6. Give them some control
Let kids pick out their backpack, lunchbox and any other fun school supplies you may be required to purchase.
“Engage kids by having them pick out their backpack, help pack their lunch and put name labels on things,” says Arbit. “Not only will it be exciting for them, it will give them more control in the preparation process.”
7. Mimic preschool rules and routines
Have a child who naps whenever? You may want to work on changing that when you’re about a month or so out from school starting.
“It’s a good idea to get on a similar schedule to the preschool schedule,” says Arbit. “If a child normally naps at 2 p.m. and school has the kids on a noon nap schedule, try to get your schedules aligned.”
Having kids wake up earlier than they’re used to (in order to get ready for school) may prompt them to get sleepier earlier than usual. And if they protest a new nap time initially, keep at it by using the same nap time routine you’ve always used. If they refuse to go to sleep, quiet time during the school’s designated nap time is a good alternative.
Additionally, Arbit recommends getting kids accustomed to any procedures that may feel foreign to them at school.
“If a child is going to have to take off their own coat or use a different type of potty, try to get them acclimated beforehand,” says Arbit. “That said, don’t fret if their home life is different from the preschool setup. Preschool teachers are angels with pixie dust, and kiddos will learn to sleep in a new cot and do new things in no time.”
And of course on the morning of the big day, plan accordingly.
“It’s a good idea to wake up earlier than usual to account for anything surprising that may happen on the first day,” says Arbit. “Also, have everything ready the night before, so the morning can be as seamless as possible.”
8. Walk them through their day — and add in something fun
“If your child has questions about what the day will be like, walk them through it by giving a quick schedule,” says Arbit. “You can say something like: ‘In the morning you will have some free play, delicious snack time, playground time, lunch, nap and then I’ll see you.’ Kids like knowing what their day will look like.”

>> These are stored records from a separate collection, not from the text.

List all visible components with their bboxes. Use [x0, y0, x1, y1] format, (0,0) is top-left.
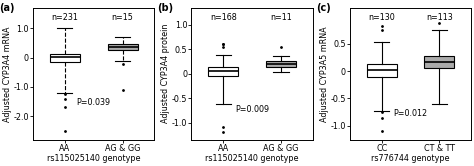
PathPatch shape — [266, 61, 296, 67]
Text: (a): (a) — [0, 3, 15, 13]
Text: n=130: n=130 — [368, 13, 395, 22]
X-axis label: rs115025140 genotype: rs115025140 genotype — [47, 154, 140, 163]
PathPatch shape — [208, 67, 238, 76]
Text: P=0.039: P=0.039 — [77, 98, 111, 107]
Text: P=0.009: P=0.009 — [235, 105, 269, 114]
X-axis label: rs115025140 genotype: rs115025140 genotype — [205, 154, 299, 163]
Text: P=0.012: P=0.012 — [393, 109, 428, 118]
Text: n=11: n=11 — [270, 13, 292, 22]
Y-axis label: Adjusted CYP3A4 protein: Adjusted CYP3A4 protein — [162, 24, 171, 124]
Text: n=231: n=231 — [51, 13, 78, 22]
PathPatch shape — [50, 54, 80, 62]
Text: n=15: n=15 — [111, 13, 134, 22]
Y-axis label: Adjusted CYP3A4 mRNA: Adjusted CYP3A4 mRNA — [3, 26, 12, 122]
Text: (c): (c) — [316, 3, 331, 13]
Text: n=168: n=168 — [210, 13, 237, 22]
X-axis label: rs776744 genotype: rs776744 genotype — [371, 154, 450, 163]
PathPatch shape — [108, 44, 137, 50]
PathPatch shape — [367, 64, 397, 77]
Text: n=113: n=113 — [426, 13, 453, 22]
Y-axis label: Adjusted CYP3A5 mRNA: Adjusted CYP3A5 mRNA — [320, 26, 329, 122]
PathPatch shape — [424, 56, 455, 68]
Text: (b): (b) — [157, 3, 173, 13]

Arbit also suggests giving kids something fun to look forward to at the end of the day, such as a beloved meal.
“Tell them that after you pick them up, you’re going to make their favorite mac and cheese dinner,” she says. “This is the bookend to their morning routine and will help give them some clarity on what the day will look like.”
9. Don’t sneak out — and don’t linger too long
If a child starts fussing when it’s time for you to leave, it may be tempting to sneak out, but don’t.
“When you sneak away from a child who’s crying, you’re protecting yourself from having to experience their displeasure because it’s more comfortable for you,” says Shapiro. “Your message essentially is: ‘I can’t tolerate you being upset.’ Additionally, sneaking out can create a situation where a child refuses to engage in anything when you drop them off in the future because they’re being vigilant about you leaving.”
Try to have a teacher or aide help calm the child down, and, as long as he or she isn’t genuinely afraid — but more so protesting your exit — it’s OK to say goodbye and leave.
“You have to trust the people you chose to care for your child,” Shapiro says. “You can’t console and leave at the same time.”
On the flip side, as hard as it is to see your child in uncharted territory, don’t drag your farewell out too much, especially if they seem OK.
“Don’t linger too long at preschool drop-off,” says Arbit. “Try to get the child engaged in an activity before you leave and give them a few warnings. You can sit down together and start playing a game and give five-, three- and one-minute reminders before leaving. You can also introduce your child to another child, so they have a buddy when you leave.”
Most importantly, when you’re walking out the door, try to keep things in perspective. “Remember that kids are more resilient than you think,” says Arbit. “Even if the change is hard at first, they’ll adjust pretty quickly.”